Tarde da noite daquele dia, um vento forte: um sopro
[frio/forte,
Uma chuva contínua e prolongada
Passaram sobre o telhado; as bátegas bateram
Sobre as telhas, como dedos num teclado.
– O vento soando entre as ripas e os caibros,
Como o ar nos tubos de um órgão. –
Era uma chuva noturna, como muitas outras, e a sua música banal
Cantava no silêncio dos ares campesinos.
– Desperto, escutei toda a sua sinfonia. . .

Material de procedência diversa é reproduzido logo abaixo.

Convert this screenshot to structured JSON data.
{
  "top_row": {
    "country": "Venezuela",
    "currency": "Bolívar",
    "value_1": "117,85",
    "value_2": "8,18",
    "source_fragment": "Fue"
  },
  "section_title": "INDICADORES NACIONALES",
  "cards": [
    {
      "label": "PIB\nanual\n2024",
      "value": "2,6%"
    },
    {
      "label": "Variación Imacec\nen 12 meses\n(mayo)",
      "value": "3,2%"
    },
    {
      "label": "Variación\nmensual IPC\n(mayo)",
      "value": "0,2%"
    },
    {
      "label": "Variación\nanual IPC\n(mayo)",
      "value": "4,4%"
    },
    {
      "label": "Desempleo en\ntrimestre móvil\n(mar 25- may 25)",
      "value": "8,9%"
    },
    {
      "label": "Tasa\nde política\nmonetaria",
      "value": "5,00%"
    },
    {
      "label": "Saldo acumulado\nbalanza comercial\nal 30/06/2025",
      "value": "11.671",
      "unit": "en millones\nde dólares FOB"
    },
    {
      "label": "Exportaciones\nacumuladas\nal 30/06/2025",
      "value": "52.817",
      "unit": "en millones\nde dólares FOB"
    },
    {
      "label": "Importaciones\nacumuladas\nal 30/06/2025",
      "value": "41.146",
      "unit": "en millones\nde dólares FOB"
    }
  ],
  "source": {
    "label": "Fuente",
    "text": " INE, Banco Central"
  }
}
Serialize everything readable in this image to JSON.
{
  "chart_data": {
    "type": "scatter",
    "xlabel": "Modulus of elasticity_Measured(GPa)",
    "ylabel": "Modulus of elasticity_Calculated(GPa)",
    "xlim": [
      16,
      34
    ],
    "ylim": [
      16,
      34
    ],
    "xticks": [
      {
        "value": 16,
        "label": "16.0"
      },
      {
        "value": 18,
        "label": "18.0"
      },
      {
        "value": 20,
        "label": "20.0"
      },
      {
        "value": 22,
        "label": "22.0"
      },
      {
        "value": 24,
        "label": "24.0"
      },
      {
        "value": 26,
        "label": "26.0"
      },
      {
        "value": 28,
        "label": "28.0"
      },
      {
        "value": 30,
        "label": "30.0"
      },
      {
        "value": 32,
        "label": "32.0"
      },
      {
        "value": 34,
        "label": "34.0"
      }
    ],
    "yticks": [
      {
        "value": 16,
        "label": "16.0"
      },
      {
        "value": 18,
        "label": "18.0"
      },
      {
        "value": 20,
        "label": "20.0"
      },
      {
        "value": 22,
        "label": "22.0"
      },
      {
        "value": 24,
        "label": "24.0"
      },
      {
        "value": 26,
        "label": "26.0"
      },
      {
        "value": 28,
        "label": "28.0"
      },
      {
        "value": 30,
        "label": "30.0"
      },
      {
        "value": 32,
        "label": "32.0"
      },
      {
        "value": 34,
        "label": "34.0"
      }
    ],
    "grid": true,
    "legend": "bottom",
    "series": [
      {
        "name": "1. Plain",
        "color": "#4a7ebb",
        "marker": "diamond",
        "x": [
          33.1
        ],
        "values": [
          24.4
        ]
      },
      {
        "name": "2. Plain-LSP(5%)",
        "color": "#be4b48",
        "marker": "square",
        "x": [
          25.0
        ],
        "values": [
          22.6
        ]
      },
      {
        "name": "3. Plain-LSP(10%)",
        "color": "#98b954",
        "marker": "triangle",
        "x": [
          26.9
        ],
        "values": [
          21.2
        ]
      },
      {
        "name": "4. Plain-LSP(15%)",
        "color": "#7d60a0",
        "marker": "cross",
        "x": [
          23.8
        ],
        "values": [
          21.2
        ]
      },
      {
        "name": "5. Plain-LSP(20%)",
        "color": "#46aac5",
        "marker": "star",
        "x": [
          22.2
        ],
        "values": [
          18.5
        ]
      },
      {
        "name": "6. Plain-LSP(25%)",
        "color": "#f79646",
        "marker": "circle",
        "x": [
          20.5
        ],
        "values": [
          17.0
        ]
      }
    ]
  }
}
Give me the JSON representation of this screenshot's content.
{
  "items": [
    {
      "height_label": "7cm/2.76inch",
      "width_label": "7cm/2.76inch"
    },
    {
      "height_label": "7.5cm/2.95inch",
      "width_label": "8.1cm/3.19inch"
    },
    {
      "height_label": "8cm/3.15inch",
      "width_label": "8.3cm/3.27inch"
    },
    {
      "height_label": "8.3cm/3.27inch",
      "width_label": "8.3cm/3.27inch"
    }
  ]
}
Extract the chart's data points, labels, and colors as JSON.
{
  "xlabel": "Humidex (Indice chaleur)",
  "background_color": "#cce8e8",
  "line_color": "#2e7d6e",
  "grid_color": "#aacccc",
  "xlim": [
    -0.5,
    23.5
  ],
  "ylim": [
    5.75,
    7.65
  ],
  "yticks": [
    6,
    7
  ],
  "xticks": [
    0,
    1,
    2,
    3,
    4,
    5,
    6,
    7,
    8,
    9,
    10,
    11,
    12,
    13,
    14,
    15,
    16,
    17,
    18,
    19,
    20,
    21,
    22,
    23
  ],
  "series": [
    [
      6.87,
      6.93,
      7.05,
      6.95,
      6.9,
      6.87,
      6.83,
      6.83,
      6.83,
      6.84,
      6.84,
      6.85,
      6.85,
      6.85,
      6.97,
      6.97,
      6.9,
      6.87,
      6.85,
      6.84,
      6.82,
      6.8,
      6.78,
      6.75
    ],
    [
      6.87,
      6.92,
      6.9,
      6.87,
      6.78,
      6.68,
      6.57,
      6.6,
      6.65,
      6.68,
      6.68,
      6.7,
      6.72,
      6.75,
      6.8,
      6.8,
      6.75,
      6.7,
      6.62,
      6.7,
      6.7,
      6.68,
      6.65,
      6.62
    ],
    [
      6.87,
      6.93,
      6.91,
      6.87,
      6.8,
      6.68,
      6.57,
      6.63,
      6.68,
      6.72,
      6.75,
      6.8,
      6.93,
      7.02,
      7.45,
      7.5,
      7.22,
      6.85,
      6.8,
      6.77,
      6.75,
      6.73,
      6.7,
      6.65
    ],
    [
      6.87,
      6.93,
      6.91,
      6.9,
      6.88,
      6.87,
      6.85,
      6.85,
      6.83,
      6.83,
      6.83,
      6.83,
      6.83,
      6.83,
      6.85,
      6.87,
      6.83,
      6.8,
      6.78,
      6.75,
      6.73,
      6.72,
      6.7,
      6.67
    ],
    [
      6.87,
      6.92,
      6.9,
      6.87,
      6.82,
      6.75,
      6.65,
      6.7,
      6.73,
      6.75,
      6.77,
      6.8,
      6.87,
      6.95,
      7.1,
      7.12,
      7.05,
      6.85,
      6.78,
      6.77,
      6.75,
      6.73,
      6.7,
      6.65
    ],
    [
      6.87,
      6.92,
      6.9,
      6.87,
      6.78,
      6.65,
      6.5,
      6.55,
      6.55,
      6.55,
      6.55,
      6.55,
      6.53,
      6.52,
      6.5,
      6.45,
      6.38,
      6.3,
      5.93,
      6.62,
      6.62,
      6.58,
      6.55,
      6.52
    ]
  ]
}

Notei, porém, que acompanhando o som da chuva, havia
Qualquer coisa de choro e pranto malogrado.
De inundado rumor de mágoa se envolvia,
Em vento e chuva, a casa toda:
Como se fosse objeto de sonho e de magia,
Pelos ares da noite alguém chorava.
Enfim passou a forte chuva, num adeus de aguaceiro
E o silêncio voltou muito limpo e lavado.
Passou. Tudo tornou ao sossego campestre.
– Dormi até o fim da noite.
Na manhã seguinte, como sempre, ao alpendre
Saí, para ver o dia, para ver o dia,
Que sobre as cajazeiras, longe, amanhecia.
Ao lado, ao alto, entre morros, tudo era vazio:
A nuvem cinza e ouro àquele dia amanhecia.
Ao lado, ao alto, entre morros, tudo era vazio:
A nuvem cinza e ouro àquele dia
Não aparecera entre os capões do mato: não. não. não. . . não. . .
Em todas as manhãs seguintes. . . sucessivas. . .
– Nunca/não surgiu, surgiu nunca/jamais
Com gestos de fuga e longo vôo.
– Gestos de fraga, de fronde e curso d'água.